Diese Ausführungen sind nicht stichhältig. Lehre und Rechtsprechung stimmen darin überein, daß jeder Wechsel eine besondere Forderung begrundet und daß die Einklagung mehrerer Wechsel in einer Klage auch dann, wenn die Wechsel auf einem einzigen Rechtsgeschäft (Darlehen, Lieferungsvertrag) beruhen, die sich aus den mehreren Wechseln ergebenden Forderungen keinen einheitlichen Anspruch darstellen. So hat der Oberste Gerichtshof in seiner Entscheidung 1 Ob 190/29 in RSpr. 1929 Nr. 162 die Ansicht vertreten, daß zur Berechnung der Revisionsgrenze mehrere Wechselsummen auch, dann nicht zusammenzurechnen seien, wenn sie sich auf ein einziges Rechtsgeschäft beziehen und mit einer Klage geltend gemacht werden. Der wechselrechtliche Anspruch grunde sich auf die Urkunde (Wechsel). Eine Wechselklage, die mehrere Wechsel zum Gegenstand habe, stelle demnach, selbst wenn das Begehren aus einem einzigen Rechtsgeschäft abgeleitet werde, so viele Wechselklagen dar, als ihr Wechsel zugrundeliegen.

In einer anderen Entscheidung (SZ. XVIII 106) hat der Oberste Gerichtshof im Zusammenhang mit der Prüfung der Frage der Zulässigkeit einer Revision denselben Standpunkt eingenommen und darauf hingewiesen, daß die Verbindung mehrerer selbständiger Ansprüche in der Klage (vier Akzepte über je 1500 S) für die Frage der Zulässigkeit der Revision ebensowenig von Bedeutung sei, wie die Verbindung mehrerer Bagatellansprüche in einer Klage für die Verfahrensart.

Es besteht kein Anlaß, von dieser Auffassung nunmehr abzugehen.
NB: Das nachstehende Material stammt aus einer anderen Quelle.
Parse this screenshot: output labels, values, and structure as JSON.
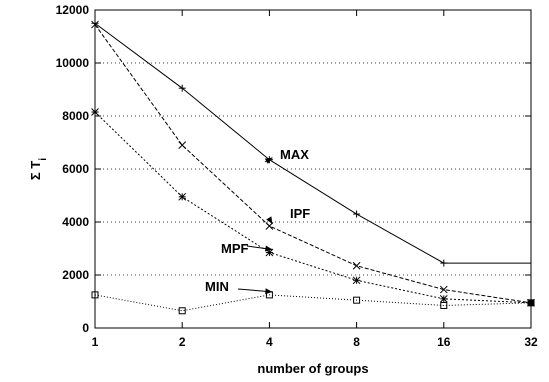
{
  "chart_data": {
    "type": "line",
    "x": [
      1,
      2,
      4,
      8,
      16,
      32
    ],
    "x_tick_labels": [
      "1",
      "2",
      "4",
      "8",
      "16",
      "32"
    ],
    "x_scale": "log2",
    "xlabel": "number of groups",
    "ylabel": "Σ T",
    "ylabel_subscript": "i",
    "ylim": [
      0,
      12000
    ],
    "y_ticks": [
      0,
      2000,
      4000,
      6000,
      8000,
      10000,
      12000
    ],
    "y_tick_labels": [
      "0",
      "2000",
      "4000",
      "6000",
      "8000",
      "10000",
      "12000"
    ],
    "grid": "horizontal-dotted",
    "series": [
      {
        "name": "MAX",
        "values": [
          11500,
          9050,
          6350,
          4300,
          2450,
          2450
        ],
        "step_end": true,
        "style": "solid",
        "marker": "plus",
        "color": "#000000"
      },
      {
        "name": "IPF",
        "values": [
          11450,
          6900,
          3850,
          2350,
          1450,
          950
        ],
        "style": "dashed",
        "marker": "cross",
        "color": "#000000"
      },
      {
        "name": "MPF",
        "values": [
          8150,
          4950,
          2850,
          1800,
          1100,
          950
        ],
        "style": "dotted",
        "marker": "star",
        "color": "#000000"
      },
      {
        "name": "MIN",
        "values": [
          1250,
          650,
          1250,
          1050,
          850,
          950
        ],
        "style": "dotted-fine",
        "marker": "square",
        "color": "#000000"
      }
    ],
    "annotations": [
      {
        "series": "MAX",
        "text": "MAX"
      },
      {
        "series": "IPF",
        "text": "IPF"
      },
      {
        "series": "MPF",
        "text": "MPF"
      },
      {
        "series": "MIN",
        "text": "MIN"
      }
    ]
  }
}
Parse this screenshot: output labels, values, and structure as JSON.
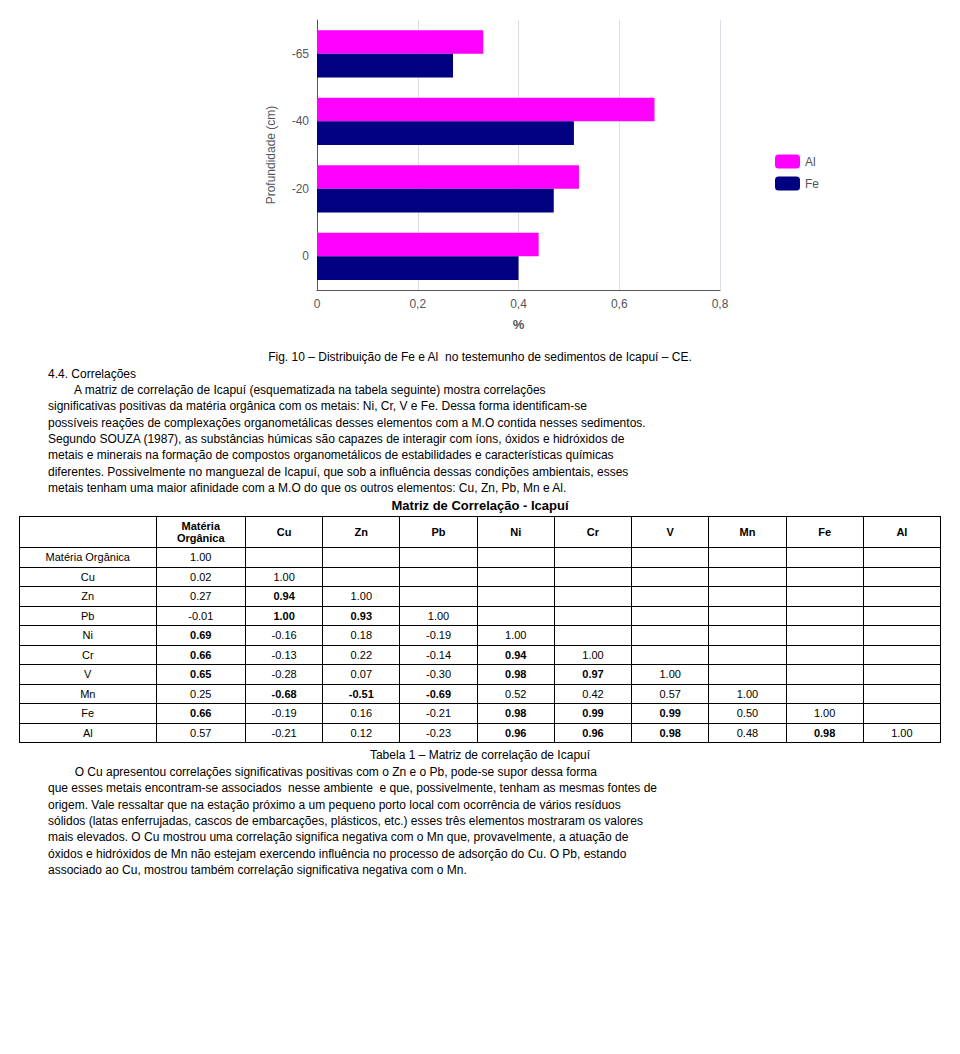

Der Hinweis des Beklagten auf die Tatsache, daß sich die drei den Gegenstand dieses Verfahrens bildenden Wechsel aus einer einzigen Geschäftsverbindung ergeben, kann daher kein Anlaß sein, die Wechselsummen zusammenzurechnen und auf diese Weise die Zuständigkeit des Senates gemäß § 7 JN. anzunehmen. Im übrigen ist hier § 227 (3) ZPO. maßgebend und nicht § 55 (1) JN. Letztere Bestimmung gilt überhaupt nur für die Berechnung des Streitwertes zur Bestimmung der Zuständigkeit des Gerichtes, nicht aber für die Abgrenzung zwischen der Gerichtsbarkeit durch den Einzelrichter und durch den Senat im Sinne des § 7a (1) JN. Gemäß § 227 (3) ZPO. sind die in einer Klage geltend gemachten Ansprüche, deren jeder für sich den Betrag oder Wert von 100.000 S nicht übersteigt, auch dann nicht zusammenzurechnen, wenn sie untereinander in tatsächlichem oder rechtlichem Zusammenhang stehen. Wenn daher auch die Summe der drei Wechsel den Betrag von 100.000 S übersteigt, ist doch der Einzelrichter zur Entscheidung berufen (siehe auch Fasching, ZPO., Komm., Band I. S 342). Die Senatszuständigkeit wäre nur dann gegeben, wenn mindestens einer der drei Wechselansprüche gegeben, wenn mindestens einer der drei Wechselanansprüche den Betrag von 100.000 S überstiege. Da dies nicht der Fall ist, hat das Rekursgericht richtig entschieden, wenn es die Zuständigkeit des Einzelrichters angenommen hat.